Brands are increasingly trying to use digital media to connect with their consumers (or customers) in their day-to-day lives. And as previously covered in “Love you too” – improving your customer relationships, consumers do want a relationship with a brand. But marketers need to be cautious before throwing the social toolbox at their fans.
With so many ways to engage, fans generally opt towards passive participation. The simple act of following or liking a brand’s Facebook or Twitter feed requires virtually no effort – and no commitment. In fact this type of “relationship” is almost twice as likely than any other kind of interaction.
But there is definite caution when brands encourage audiences to share or spread information to their wider social group. There’s an “information edit” – where consumers decide what is and isn’t appropriate to share. Only a third have shared or retweeted a company’s social media post. And only 20% have ever shared a photo of a company tagged product, shared a purchase they’ve just made, or shared or retweeted a product. In fact a new study by IPG Mediabrands shows that 80% think people share too much online.
The IPG Mediabrands study also reveals a fascinating extra dimension. When it comes to personal data, we’re hugely cautious, even beyond the obvious. Maybe it’s the impact of the credit crunch, mobile hacking scandals, and data breach stories that have hit the headlines. But we don’t trust much info to many people. For example, the person most trusted with personal data is, unsurprisingly, the GP. But even the GP is only trusted by 55% of adults in the UK. Supermarkets, online stores and loyalty operators are all trusted by less than 20%. At the other end of the spectrum, Twitter is trusted by just 2%. And only 1% of consumers trust advertisers to look after their data.

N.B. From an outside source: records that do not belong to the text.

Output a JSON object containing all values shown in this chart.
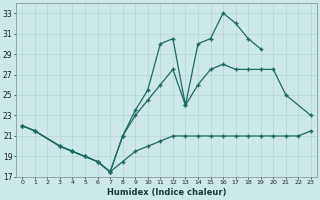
{
  "xlabel": "Humidex (Indice chaleur)",
  "bg_color": "#cde8e8",
  "grid_color": "#b8d8d8",
  "line_color": "#1a6b5e",
  "xlim": [
    -0.5,
    23.5
  ],
  "ylim": [
    17,
    34
  ],
  "xticks": [
    0,
    1,
    2,
    3,
    4,
    5,
    6,
    7,
    8,
    9,
    10,
    11,
    12,
    13,
    14,
    15,
    16,
    17,
    18,
    19,
    20,
    21,
    22,
    23
  ],
  "yticks": [
    17,
    19,
    21,
    23,
    25,
    27,
    29,
    31,
    33
  ],
  "series1_x": [
    0,
    1,
    3,
    4,
    5,
    6,
    7,
    8,
    9,
    10,
    11,
    12,
    13,
    14,
    15,
    16,
    17,
    18,
    19,
    20,
    21,
    22,
    23
  ],
  "series1_y": [
    22.0,
    21.5,
    20.0,
    19.5,
    19.0,
    18.5,
    17.5,
    18.5,
    19.5,
    20.0,
    20.5,
    21.0,
    21.0,
    21.0,
    21.0,
    21.0,
    21.0,
    21.0,
    21.0,
    21.0,
    21.0,
    21.0,
    21.5
  ],
  "series2_x": [
    0,
    1,
    3,
    4,
    5,
    6,
    7,
    8,
    9,
    10,
    11,
    12,
    13,
    14,
    15,
    16,
    17,
    18,
    19,
    20,
    21,
    23
  ],
  "series2_y": [
    22.0,
    21.5,
    20.0,
    19.5,
    19.0,
    18.5,
    17.5,
    21.0,
    23.0,
    24.5,
    26.0,
    27.5,
    24.0,
    26.0,
    27.5,
    28.0,
    27.5,
    27.5,
    27.5,
    27.5,
    25.0,
    23.0
  ],
  "series3_x": [
    0,
    1,
    3,
    4,
    5,
    6,
    7,
    8,
    9,
    10,
    11,
    12,
    13,
    14,
    15,
    16,
    17,
    18,
    19
  ],
  "series3_y": [
    22.0,
    21.5,
    20.0,
    19.5,
    19.0,
    18.5,
    17.5,
    21.0,
    23.5,
    25.5,
    30.0,
    30.5,
    24.0,
    30.0,
    30.5,
    33.0,
    32.0,
    30.5,
    29.5
  ]
}
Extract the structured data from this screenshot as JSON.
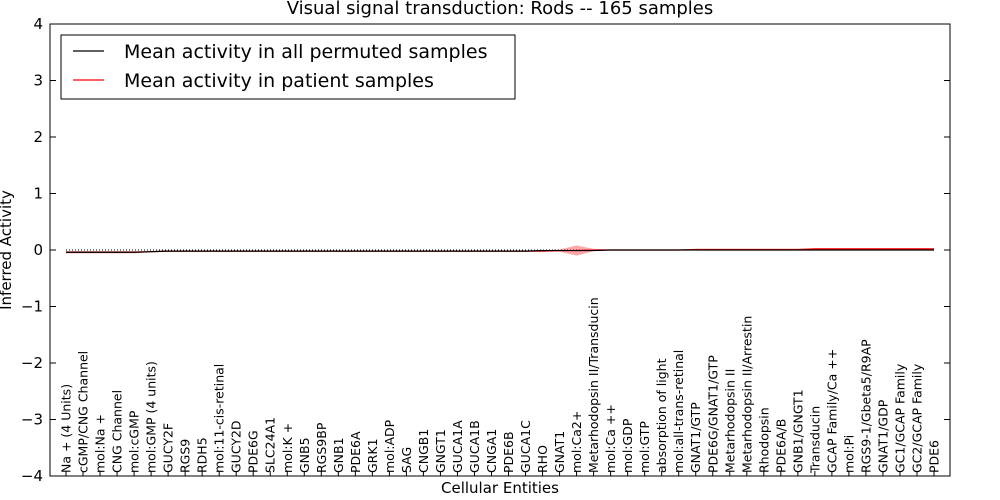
{
  "chart_data": {
    "type": "line",
    "title": "Visual signal transduction: Rods -- 165 samples",
    "xlabel": "Cellular Entities",
    "ylabel": "Inferred Activity",
    "ylim": [
      -4,
      4
    ],
    "yticks": [
      "−4",
      "−3",
      "−2",
      "−1",
      "0",
      "1",
      "2",
      "3",
      "4"
    ],
    "grid": false,
    "legend_position": "top-left",
    "categories": [
      "Na + (4 Units)",
      "cGMP/CNG Channel",
      "mol:Na +",
      "CNG Channel",
      "mol:cGMP",
      "mol:GMP (4 units)",
      "GUCY2F",
      "RGS9",
      "RDH5",
      "mol:11-cis-retinal",
      "GUCY2D",
      "PDE6G",
      "SLC24A1",
      "mol:K +",
      "GNB5",
      "RGS9BP",
      "GNB1",
      "PDE6A",
      "GRK1",
      "mol:ADP",
      "SAG",
      "CNGB1",
      "GNGT1",
      "GUCA1A",
      "GUCA1B",
      "CNGA1",
      "PDE6B",
      "GUCA1C",
      "RHO",
      "GNAT1",
      "mol:Ca2+",
      "Metarhodopsin II/Transducin",
      "mol:Ca ++",
      "mol:GDP",
      "mol:GTP",
      "absorption of light",
      "mol:all-trans-retinal",
      "GNAT1/GTP",
      "PDE6G/GNAT1/GTP",
      "Metarhodopsin II",
      "Metarhodopsin II/Arrestin",
      "Rhodopsin",
      "PDE6A/B",
      "GNB1/GNGT1",
      "Transducin",
      "GCAP Family/Ca ++",
      "mol:Pi",
      "RGS9-1/Gbeta5/R9AP",
      "GNAT1/GDP",
      "GC1/GCAP Family",
      "GC2/GCAP Family",
      "PDE6"
    ],
    "series": [
      {
        "name": "Mean activity in all permuted samples",
        "color": "#000000",
        "values": [
          -0.04,
          -0.04,
          -0.04,
          -0.04,
          -0.04,
          -0.03,
          -0.02,
          -0.02,
          -0.02,
          -0.02,
          -0.02,
          -0.02,
          -0.02,
          -0.02,
          -0.02,
          -0.02,
          -0.02,
          -0.02,
          -0.02,
          -0.02,
          -0.02,
          -0.02,
          -0.02,
          -0.02,
          -0.02,
          -0.02,
          -0.02,
          -0.02,
          -0.01,
          -0.01,
          -0.01,
          -0.01,
          0.0,
          0.0,
          0.0,
          0.0,
          0.0,
          0.0,
          0.0,
          0.0,
          0.0,
          0.0,
          0.0,
          0.0,
          0.0,
          0.0,
          0.0,
          0.0,
          0.0,
          0.0,
          0.0,
          0.0
        ]
      },
      {
        "name": "Mean activity in patient samples",
        "color": "#ff0000",
        "values": [
          -0.04,
          -0.04,
          -0.04,
          -0.04,
          -0.04,
          -0.03,
          -0.02,
          -0.02,
          -0.02,
          -0.02,
          -0.02,
          -0.02,
          -0.02,
          -0.02,
          -0.02,
          -0.02,
          -0.02,
          -0.02,
          -0.02,
          -0.02,
          -0.02,
          -0.02,
          -0.02,
          -0.02,
          -0.02,
          -0.02,
          -0.02,
          -0.02,
          -0.02,
          -0.01,
          -0.01,
          0.0,
          0.0,
          0.0,
          0.0,
          0.0,
          0.0,
          0.01,
          0.01,
          0.01,
          0.01,
          0.01,
          0.01,
          0.01,
          0.02,
          0.02,
          0.02,
          0.02,
          0.02,
          0.02,
          0.02,
          0.02
        ],
        "band_halfwidth": [
          0.02,
          0.02,
          0.02,
          0.02,
          0.02,
          0.01,
          0.01,
          0.01,
          0.01,
          0.01,
          0.01,
          0.01,
          0.01,
          0.01,
          0.01,
          0.01,
          0.01,
          0.01,
          0.01,
          0.01,
          0.01,
          0.01,
          0.01,
          0.01,
          0.01,
          0.01,
          0.01,
          0.01,
          0.01,
          0.02,
          0.09,
          0.02,
          0.01,
          0.01,
          0.01,
          0.01,
          0.01,
          0.01,
          0.01,
          0.01,
          0.01,
          0.01,
          0.01,
          0.01,
          0.01,
          0.01,
          0.01,
          0.01,
          0.01,
          0.01,
          0.01,
          0.01
        ]
      }
    ],
    "reference_line": {
      "y": 0,
      "style": "dotted"
    }
  }
}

So there’s a massive trust gap to factor in to any marketing plan.
Despite all the concerns, 27% would be prepared sell their data for hard cash. Of those, 55% think their data is worth more than £300 per annum. So there is an element of value exchange – if the price is right.
Critically, loyalty schemes remain valued as a reward for participation if well-structured and respect audience’s “message intrusion” boundaries. And they must offer value of course – whether it be free or discounted product, or redeemable points. But it’s not just about the money. Adding value, saving time, improving health or well-being are also valued by consumers.

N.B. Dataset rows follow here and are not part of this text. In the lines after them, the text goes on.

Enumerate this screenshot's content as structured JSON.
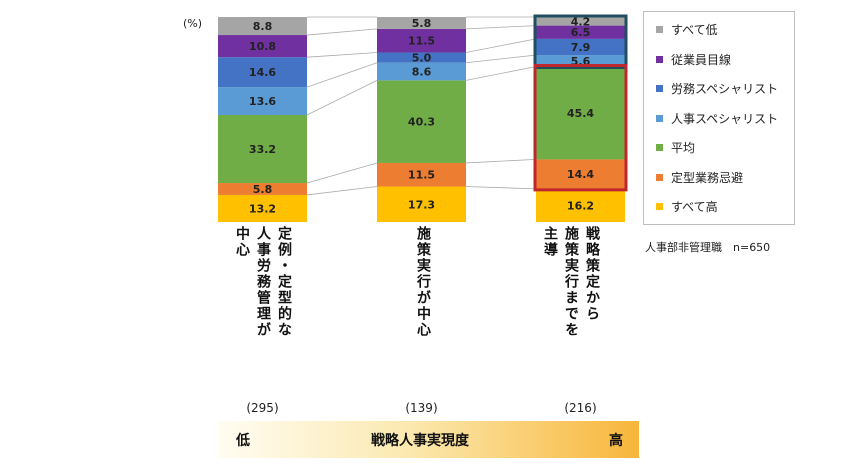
{
  "unit_label": "(%)",
  "chart_data": {
    "type": "bar",
    "stacked": true,
    "categories": [
      "定例・定型的な人事労務管理が中心",
      "施策実行が中心",
      "戦略策定から施策実行までを主導"
    ],
    "category_lines": [
      [
        "定例・定型的な",
        "人事労務管理が",
        "中心"
      ],
      [
        "施策実行が中心"
      ],
      [
        "戦略策定から",
        "施策実行までを",
        "主導"
      ]
    ],
    "counts": [
      "(295)",
      "(139)",
      "(216)"
    ],
    "series": [
      {
        "name": "すべて高",
        "color": "#ffc000",
        "values": [
          13.2,
          17.3,
          16.2
        ]
      },
      {
        "name": "定型業務忌避",
        "color": "#ed7d31",
        "values": [
          5.8,
          11.5,
          14.4
        ]
      },
      {
        "name": "平均",
        "color": "#70ad47",
        "values": [
          33.2,
          40.3,
          45.4
        ]
      },
      {
        "name": "人事スペシャリスト",
        "color": "#5b9bd5",
        "values": [
          13.6,
          8.6,
          5.6
        ]
      },
      {
        "name": "労務スペシャリスト",
        "color": "#4472c4",
        "values": [
          14.6,
          5.0,
          7.9
        ]
      },
      {
        "name": "従業員目線",
        "color": "#7030a0",
        "values": [
          10.8,
          11.5,
          6.5
        ]
      },
      {
        "name": "すべて低",
        "color": "#a5a5a5",
        "values": [
          8.8,
          5.8,
          4.2
        ]
      }
    ],
    "legend_order": [
      "すべて低",
      "従業員目線",
      "労務スペシャリスト",
      "人事スペシャリスト",
      "平均",
      "定型業務忌避",
      "すべて高"
    ],
    "legend_position": "right",
    "highlight_boxes": [
      {
        "category_index": 2,
        "series": [
          "人事スペシャリスト",
          "労務スペシャリスト",
          "従業員目線",
          "すべて低"
        ],
        "border_color": "#1f4e5f"
      },
      {
        "category_index": 2,
        "series": [
          "平均",
          "定型業務忌避"
        ],
        "border_color": "#c0272d"
      }
    ],
    "ylim": [
      0,
      100
    ]
  },
  "note": "人事部非管理職　n=650",
  "axis_bar": {
    "low": "低",
    "title": "戦略人事実現度",
    "high": "高"
  }
}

But in terms of oft-used loyalty techniques for sharing or spreading info driven by brands, the caution cannot be overlooked. Or put another way, relatively few of a brand’s fans have been rewarded for their efforts – as for many the reward-for-sharing mechanism just doesn’t appeal.
It’s probably not exactly what you’d expect – email and home addresses are the info that is most shareable – but recent purchases and loyalty card details are shared less than a date of birth or a mobile number. Around 20% won’t share anything online at all. Ever.
Source: IPG Mediabrands
Overall it’s a complex issue and a strange dichotomy. More than anything, it highlights people’s desire to maintain a private life vs. their need to feel part of the herd. But it’s also clear that brands have to earn the trust of their customers to even get to even get close to holding hands with their data.